- A misconception
England’s Moeen Ali and Adil Rashid take their religion seriously. So it is that moments before the champagne corks popped, the duo could be seen slipping away from their team’s World Cup victory celebrations. This is to avoid being sprayed with bubbly – alcohol being banned in Islam. Earlier, when Ali was being interviewed by a lady reporter, he didn’t as much as cast a casual glance anywhere in the reporter’s general direction, let alone look at her. In the same mould as South Africa’s Hashim Amla, and being genuine guys as opposed to imposters, Rashid and Ali are not afraid to put their money where their mouths are. Their team-mates recognize the value of cultural diversity and one could clearly see that the camaraderie was genuine when Eoin Morgan, the England captain, while explaining their eventual victory after a see-saw battle, quoted Rashid: ‘Allah was with us.’ This is an extraordinary England team.
Moving on from sport to the more consequential and much misunderstood issue of guarding one’s eyes: Now, what follows should by no means be taken as a criticism of Ali, who is well within his rights to act as he sees fit. My purpose is merely to put the record straight on the subject since there are many whose idea of guarding their eyes is to avoid looking at members of the opposite sex altogether.
The point, instead of covering the eyes or looking elsewhere (or downwards), is to forbid the ogle or the lecherous gaze – that which seeks to scan the features or contours
The Quran, of course, instructs both men and women to guard their eyes. And it does so in successive verses [24:30 and 24:31]. Here, it makes no distinction whatever between men and women; married or single. The whole misunderstanding regarding ‘lowering’ the gaze stems from the Arabic idiom used. ‘Yaghuzzu min absaarihim’ (‘Yaghzuzna min absaarihinna’ for females) has variously been translated as ‘cast down their eyes’, ‘avert their glances’, or ‘cast down their looks’; but an overwhelming majority of translators have favoured ‘lower their gaze’ (or its equivalent in other languages) – a phrase that has stuck in the consciousness of many Muslims who take their religion seriously. Some of these Muslims have come to take the phrase literally.
Now, literal interpretation here is problematic for several reasons. A man who practises it is likely to bump into objects, for one. It’s not the greatest of ideas whether one does so by one’s willpower or by employing a device like the Qufl-e-Madina glasses, with all but the lower part of the lenses glazed opaque so that one’s gaze is perforce ‘lowered’. (Some years ago, this product was very popular in certain circles; may still be.) Of course, Ali recognizes that lowering is not to be taken literally. Or he wouldn’t have looked one minute to the reporter’s left, and the next minute heavenwards. But is there any qualitative difference between looking down and looking in some other direction? Is it reasonable (even fair) to expect a male student to avoid looking at his teacher altogether if the teacher happens to be a female? Is it reasonable to expect a male teacher to completely avoid looking at his female students while teaching? What about interactions among fellow students and fellow faculty members? What about colleagues in any organization? What about interactions at the airport, the library, the bus, and other public spaces, which belong as much to women as to men?
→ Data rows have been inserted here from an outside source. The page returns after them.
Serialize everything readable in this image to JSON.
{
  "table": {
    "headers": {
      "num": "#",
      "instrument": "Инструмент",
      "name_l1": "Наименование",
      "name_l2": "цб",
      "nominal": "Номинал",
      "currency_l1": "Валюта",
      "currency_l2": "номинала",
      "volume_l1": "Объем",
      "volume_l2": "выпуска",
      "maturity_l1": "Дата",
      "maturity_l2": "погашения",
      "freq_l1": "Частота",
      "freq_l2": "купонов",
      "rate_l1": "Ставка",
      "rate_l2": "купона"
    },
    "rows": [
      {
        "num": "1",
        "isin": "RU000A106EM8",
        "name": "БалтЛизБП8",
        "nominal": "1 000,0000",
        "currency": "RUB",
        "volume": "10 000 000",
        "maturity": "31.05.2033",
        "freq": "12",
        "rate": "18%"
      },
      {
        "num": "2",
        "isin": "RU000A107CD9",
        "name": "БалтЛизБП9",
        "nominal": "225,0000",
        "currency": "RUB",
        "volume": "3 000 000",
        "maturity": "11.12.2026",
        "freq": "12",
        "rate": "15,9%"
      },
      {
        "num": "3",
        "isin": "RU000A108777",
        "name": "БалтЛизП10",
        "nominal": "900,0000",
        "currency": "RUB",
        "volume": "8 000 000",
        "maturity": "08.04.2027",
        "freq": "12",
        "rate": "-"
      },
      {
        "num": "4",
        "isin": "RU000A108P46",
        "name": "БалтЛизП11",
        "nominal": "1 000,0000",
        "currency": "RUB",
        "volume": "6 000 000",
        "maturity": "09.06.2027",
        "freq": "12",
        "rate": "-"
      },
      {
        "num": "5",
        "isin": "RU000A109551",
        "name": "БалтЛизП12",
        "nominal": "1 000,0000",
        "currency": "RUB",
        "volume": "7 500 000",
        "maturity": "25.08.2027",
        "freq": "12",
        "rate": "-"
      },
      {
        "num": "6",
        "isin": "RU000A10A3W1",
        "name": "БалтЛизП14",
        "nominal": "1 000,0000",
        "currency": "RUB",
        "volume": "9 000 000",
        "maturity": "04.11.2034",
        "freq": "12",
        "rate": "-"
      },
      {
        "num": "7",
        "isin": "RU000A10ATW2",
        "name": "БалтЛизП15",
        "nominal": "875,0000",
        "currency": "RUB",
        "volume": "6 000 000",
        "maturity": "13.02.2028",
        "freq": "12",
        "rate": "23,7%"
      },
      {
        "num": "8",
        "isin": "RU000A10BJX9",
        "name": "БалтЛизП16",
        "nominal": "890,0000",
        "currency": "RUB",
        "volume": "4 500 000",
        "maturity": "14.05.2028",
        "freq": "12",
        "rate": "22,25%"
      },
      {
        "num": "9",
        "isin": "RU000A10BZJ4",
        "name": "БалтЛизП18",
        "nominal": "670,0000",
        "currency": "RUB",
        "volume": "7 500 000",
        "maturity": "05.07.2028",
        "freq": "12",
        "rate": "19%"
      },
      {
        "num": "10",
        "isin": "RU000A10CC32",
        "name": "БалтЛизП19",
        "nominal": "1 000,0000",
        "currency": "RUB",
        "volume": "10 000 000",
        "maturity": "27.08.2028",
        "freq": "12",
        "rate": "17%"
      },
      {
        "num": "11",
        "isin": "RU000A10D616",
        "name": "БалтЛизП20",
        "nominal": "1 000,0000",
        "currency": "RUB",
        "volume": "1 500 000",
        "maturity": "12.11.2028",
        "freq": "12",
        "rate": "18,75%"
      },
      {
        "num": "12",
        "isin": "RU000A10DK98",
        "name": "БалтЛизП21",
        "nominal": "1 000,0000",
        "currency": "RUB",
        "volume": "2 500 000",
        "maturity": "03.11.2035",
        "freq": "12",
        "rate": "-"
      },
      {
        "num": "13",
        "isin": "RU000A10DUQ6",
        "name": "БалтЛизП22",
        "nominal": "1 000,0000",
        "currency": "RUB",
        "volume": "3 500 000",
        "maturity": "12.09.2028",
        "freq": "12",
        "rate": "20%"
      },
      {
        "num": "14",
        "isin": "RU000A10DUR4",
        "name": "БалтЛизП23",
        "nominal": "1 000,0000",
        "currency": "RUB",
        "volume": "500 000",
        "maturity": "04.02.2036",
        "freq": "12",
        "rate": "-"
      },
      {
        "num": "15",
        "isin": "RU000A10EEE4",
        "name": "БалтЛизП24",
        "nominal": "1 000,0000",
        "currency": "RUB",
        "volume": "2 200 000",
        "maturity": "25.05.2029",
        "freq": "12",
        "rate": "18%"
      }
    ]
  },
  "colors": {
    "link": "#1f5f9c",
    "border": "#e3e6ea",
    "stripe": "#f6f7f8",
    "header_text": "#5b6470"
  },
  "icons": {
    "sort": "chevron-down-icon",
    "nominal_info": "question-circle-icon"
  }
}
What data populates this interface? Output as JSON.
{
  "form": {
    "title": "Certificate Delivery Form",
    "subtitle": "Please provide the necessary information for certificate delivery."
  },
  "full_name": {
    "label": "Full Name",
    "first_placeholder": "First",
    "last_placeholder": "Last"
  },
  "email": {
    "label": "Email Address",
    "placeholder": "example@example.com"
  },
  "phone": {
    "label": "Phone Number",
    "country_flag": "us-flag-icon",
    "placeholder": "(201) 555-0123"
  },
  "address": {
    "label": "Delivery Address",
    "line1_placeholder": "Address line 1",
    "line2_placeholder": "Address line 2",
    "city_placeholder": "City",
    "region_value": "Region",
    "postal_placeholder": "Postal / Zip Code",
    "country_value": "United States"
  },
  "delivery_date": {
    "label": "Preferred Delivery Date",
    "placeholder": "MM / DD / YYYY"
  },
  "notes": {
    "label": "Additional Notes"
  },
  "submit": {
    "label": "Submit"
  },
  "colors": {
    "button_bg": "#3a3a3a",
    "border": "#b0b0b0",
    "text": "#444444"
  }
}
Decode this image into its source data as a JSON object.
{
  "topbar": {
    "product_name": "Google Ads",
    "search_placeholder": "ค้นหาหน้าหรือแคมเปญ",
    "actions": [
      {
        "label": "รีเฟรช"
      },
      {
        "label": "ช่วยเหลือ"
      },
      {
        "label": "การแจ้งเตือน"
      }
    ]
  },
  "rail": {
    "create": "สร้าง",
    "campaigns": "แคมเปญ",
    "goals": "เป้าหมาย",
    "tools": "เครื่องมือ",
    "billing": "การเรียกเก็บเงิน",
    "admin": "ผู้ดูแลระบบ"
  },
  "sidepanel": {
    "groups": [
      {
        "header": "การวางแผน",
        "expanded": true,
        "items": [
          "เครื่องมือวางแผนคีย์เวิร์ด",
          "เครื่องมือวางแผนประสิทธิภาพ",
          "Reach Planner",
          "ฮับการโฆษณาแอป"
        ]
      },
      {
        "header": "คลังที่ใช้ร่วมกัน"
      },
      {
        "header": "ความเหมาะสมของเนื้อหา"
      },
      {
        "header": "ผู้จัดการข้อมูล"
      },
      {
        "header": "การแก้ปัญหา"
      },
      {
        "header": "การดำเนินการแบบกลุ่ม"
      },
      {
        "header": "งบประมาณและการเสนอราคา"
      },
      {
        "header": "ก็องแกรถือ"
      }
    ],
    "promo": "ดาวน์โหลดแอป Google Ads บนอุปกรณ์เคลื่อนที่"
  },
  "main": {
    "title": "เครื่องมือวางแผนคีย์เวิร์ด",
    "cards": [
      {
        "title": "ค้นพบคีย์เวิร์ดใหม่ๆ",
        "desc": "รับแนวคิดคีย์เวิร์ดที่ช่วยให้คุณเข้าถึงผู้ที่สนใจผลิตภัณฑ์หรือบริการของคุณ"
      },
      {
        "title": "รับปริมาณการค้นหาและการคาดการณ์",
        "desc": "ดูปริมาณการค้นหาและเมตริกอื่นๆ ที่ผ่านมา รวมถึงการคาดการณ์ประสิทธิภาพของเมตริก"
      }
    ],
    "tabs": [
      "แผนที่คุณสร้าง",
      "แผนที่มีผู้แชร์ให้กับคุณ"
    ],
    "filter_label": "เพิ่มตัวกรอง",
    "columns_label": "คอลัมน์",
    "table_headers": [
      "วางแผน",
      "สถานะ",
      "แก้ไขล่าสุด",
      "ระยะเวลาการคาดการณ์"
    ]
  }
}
Islam doesn’t promote segregation between men and women. Nowhere does the Quran forbid interactions between genders; it only sets limits to those interactions. More accurate renditions of the verses in question (which some translators have opted for, but which have not been as popular as ‘lowering their gaze’) are ‘to restrain their gaze’, ‘to subdue their eyes’, or ‘to reduce (some of) their vision’. The point, instead of covering the eyes or looking elsewhere (or downwards), is to forbid the ogle or the lecherous gaze – that which seeks to scan the features or contours. These precautions, according to the Quran, ensure purity of the soul as they stop the probability of fornication or adultery in its tracks.
A man may, of course, choose to draw his own line so that if he is to err, it’s on the side of caution. In which case he may then choose to look away altogether (as Ali and many others do); and again, he would be well within his rights to do so. But as an instruction – and a Quranic instruction at that – ‘lowering’ of the gaze only means bringing your eyes under your control. It can safely be claimed that there is no room for doubt here. For elsewhere in the Quran God tells men to marry the women that they fancy. So, if a man is constantly lowering his gaze (or looking in some other random direction) whenever he encounters a woman, then how and when is he ever going to fancy a woman enough in the first place to be able to decide to marry her?